On the 60th anniversary of Raoul Wallenberg’s disappearance, a series of film screenings about the Holocaust Hero followed by the testimony of survivors is being organized by The International Raoul Wallenberg Foundation (IRWF), as part of its Educational Program.
City College students had the opportunity to listen to Judith Saly’s story of survival during a touching evening on April 13, 2005, while Columbia students gladly received Agnes Adachi on April 20th, 2005.
As a young Hungarian Jew, Judith Saly was not allowed to marry John, her non-Jewish boyfriend, but decided to follow him anyhow. When he heard about Raoul Wallenberg’s presence in Budapest, John offered him his help and Judith moved to one of the Safe Houses were she was protected from Nazi persecutions.
Agnes Adachi’s vast knowledge of foreign languages was a great help to Raoul Wallenberg and the Swedish delegation in Budapest. She became one of Wallenberg’s helpers typing protective passports Schult-pazz and even saving people thrown into the Danube alive.

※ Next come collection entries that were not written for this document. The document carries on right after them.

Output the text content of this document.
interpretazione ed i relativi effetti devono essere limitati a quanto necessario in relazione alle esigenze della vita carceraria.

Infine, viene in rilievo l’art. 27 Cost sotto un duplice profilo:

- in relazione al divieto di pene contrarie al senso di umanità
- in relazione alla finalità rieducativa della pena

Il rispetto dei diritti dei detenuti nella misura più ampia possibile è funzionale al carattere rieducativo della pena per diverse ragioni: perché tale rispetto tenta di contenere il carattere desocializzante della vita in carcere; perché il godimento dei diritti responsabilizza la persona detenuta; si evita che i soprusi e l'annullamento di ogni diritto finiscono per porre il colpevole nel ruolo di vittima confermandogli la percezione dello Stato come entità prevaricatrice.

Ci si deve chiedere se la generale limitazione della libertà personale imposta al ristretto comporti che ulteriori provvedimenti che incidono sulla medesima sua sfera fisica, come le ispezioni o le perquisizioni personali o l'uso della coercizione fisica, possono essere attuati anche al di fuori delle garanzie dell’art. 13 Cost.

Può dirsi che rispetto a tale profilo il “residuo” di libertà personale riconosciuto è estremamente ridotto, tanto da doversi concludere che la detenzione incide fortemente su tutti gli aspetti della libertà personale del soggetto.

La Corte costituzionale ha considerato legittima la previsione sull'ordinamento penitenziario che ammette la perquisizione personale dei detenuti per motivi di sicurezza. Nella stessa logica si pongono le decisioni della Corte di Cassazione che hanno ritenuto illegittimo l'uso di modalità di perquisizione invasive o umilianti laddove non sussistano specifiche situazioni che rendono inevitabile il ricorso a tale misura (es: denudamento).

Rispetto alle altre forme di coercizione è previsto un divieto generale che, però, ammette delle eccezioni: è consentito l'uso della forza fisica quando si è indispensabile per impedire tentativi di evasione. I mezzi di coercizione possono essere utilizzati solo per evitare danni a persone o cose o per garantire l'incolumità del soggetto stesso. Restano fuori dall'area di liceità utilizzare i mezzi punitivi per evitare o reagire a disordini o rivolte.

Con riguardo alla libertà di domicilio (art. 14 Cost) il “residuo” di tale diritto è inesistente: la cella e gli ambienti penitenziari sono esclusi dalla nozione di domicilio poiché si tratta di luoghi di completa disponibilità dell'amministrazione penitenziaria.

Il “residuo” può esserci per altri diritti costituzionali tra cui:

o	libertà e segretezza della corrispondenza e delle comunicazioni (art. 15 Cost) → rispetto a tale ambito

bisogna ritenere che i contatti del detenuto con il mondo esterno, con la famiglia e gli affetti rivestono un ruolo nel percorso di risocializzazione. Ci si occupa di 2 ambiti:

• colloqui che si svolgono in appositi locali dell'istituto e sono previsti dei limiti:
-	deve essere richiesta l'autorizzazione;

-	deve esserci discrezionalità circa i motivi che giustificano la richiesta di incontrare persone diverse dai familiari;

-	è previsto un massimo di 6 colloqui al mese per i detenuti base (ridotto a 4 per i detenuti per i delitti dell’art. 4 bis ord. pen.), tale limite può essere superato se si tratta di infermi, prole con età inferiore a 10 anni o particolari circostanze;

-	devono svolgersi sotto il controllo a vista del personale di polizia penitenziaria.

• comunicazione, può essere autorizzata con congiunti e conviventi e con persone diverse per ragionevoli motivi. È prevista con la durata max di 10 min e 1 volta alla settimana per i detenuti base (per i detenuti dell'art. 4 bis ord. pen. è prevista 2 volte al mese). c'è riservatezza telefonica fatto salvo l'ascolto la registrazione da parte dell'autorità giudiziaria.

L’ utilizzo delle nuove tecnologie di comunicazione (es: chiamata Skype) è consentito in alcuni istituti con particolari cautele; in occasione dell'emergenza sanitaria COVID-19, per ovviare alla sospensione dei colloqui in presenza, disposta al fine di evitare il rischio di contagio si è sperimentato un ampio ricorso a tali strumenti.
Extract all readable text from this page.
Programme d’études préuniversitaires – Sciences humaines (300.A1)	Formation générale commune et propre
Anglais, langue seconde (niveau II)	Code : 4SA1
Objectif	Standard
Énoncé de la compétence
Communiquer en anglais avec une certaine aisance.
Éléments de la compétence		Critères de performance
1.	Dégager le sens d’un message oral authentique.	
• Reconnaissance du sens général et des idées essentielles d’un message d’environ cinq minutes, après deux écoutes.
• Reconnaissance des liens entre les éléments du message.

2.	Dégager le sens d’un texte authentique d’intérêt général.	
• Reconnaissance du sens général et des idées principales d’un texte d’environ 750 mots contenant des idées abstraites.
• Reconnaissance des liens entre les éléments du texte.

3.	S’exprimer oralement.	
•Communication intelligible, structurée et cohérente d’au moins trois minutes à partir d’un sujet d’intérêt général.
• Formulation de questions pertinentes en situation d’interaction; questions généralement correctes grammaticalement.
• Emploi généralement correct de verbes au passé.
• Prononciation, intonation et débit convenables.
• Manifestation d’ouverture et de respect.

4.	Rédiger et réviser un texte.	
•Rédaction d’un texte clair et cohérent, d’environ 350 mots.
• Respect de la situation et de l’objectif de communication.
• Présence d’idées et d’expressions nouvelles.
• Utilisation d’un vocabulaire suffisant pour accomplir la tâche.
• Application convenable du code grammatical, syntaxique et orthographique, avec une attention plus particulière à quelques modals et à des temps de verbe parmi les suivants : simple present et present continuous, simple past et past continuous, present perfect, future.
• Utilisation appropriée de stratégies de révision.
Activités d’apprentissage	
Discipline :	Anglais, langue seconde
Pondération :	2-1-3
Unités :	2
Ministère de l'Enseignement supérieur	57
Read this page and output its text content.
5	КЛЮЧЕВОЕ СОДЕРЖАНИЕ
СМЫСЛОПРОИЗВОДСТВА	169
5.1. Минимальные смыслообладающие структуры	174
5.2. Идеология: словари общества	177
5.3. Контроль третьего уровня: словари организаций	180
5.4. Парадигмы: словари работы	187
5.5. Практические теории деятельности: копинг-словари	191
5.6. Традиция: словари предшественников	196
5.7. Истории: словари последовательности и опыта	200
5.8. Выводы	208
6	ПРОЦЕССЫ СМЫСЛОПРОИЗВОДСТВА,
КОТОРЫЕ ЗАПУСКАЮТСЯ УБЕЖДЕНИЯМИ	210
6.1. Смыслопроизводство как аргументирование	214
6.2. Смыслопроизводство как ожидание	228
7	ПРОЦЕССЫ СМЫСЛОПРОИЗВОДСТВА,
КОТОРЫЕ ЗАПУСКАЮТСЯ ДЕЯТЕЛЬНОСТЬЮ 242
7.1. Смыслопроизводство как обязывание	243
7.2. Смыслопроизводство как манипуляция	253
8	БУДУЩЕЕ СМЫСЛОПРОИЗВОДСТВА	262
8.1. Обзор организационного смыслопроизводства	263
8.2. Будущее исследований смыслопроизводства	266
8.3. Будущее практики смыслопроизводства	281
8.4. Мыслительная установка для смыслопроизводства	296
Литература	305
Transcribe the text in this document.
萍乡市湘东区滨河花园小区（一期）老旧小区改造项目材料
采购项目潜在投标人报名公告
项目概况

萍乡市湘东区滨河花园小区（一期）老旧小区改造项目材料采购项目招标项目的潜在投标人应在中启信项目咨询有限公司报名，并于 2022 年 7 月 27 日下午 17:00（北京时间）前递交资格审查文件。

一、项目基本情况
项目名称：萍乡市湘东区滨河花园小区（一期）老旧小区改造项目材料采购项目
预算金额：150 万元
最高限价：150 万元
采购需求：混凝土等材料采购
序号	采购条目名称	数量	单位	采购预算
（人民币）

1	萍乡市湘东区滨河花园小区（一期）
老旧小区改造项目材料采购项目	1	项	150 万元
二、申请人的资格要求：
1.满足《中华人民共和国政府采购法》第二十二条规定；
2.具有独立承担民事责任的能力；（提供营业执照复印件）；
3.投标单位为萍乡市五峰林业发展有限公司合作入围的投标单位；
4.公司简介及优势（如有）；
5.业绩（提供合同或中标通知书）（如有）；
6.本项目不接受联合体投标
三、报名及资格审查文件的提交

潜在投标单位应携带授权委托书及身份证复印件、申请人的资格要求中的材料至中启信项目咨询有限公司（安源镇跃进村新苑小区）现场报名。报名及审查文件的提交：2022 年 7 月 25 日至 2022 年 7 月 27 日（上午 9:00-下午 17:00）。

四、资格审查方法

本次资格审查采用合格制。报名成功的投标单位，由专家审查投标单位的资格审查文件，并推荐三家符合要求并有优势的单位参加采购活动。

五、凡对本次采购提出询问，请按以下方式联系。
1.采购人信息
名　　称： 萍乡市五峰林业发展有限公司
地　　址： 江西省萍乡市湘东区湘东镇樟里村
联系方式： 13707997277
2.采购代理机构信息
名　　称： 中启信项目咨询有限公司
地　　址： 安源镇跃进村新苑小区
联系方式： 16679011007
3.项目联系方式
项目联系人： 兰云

The film ”Raoul Wallenberg: Buried Alive”, a documentary about the Swedish diplomat who saved 100,000 in Hungary during the Holocaust, contains a wealth of archival material that graphically shows the rise of the ruthless ”Arrow Cross Nazis” in Hungary. Astounding footage of ghetto pogroms and the enforced death marches are interwoven with interviews with survivors who owe their lives to Wallenberg, and those who have reported seeing him alive. The film won the Genie Award (Canadian Academy Award) for Best Theatrical Documentary in 1985.
Raoul Wallenberg disappeared in 1945, after being taken by the Soviets. ”In the year of the 60th anniversary of Raoul Wallenberg’s disappearance, it is important that Raoul Wallenberg’s example should be taught to a new generation of students.” said Baruch Tenembaum, founder of the IRWF.
The Foundation with branches in New York, Buenos Aires, Jerusalem and Caracas, is a non-profit organization, with the aim of promoting peace among nations and people, as well as developing educational projects based on concepts of solidarity, dialogue and understanding with the aim of rendering homage, promoting the message and remembering the actions of all those Heroes of the Holocaust who, like Raoul Wallenberg, risked their lives to save persecuted people during World War II.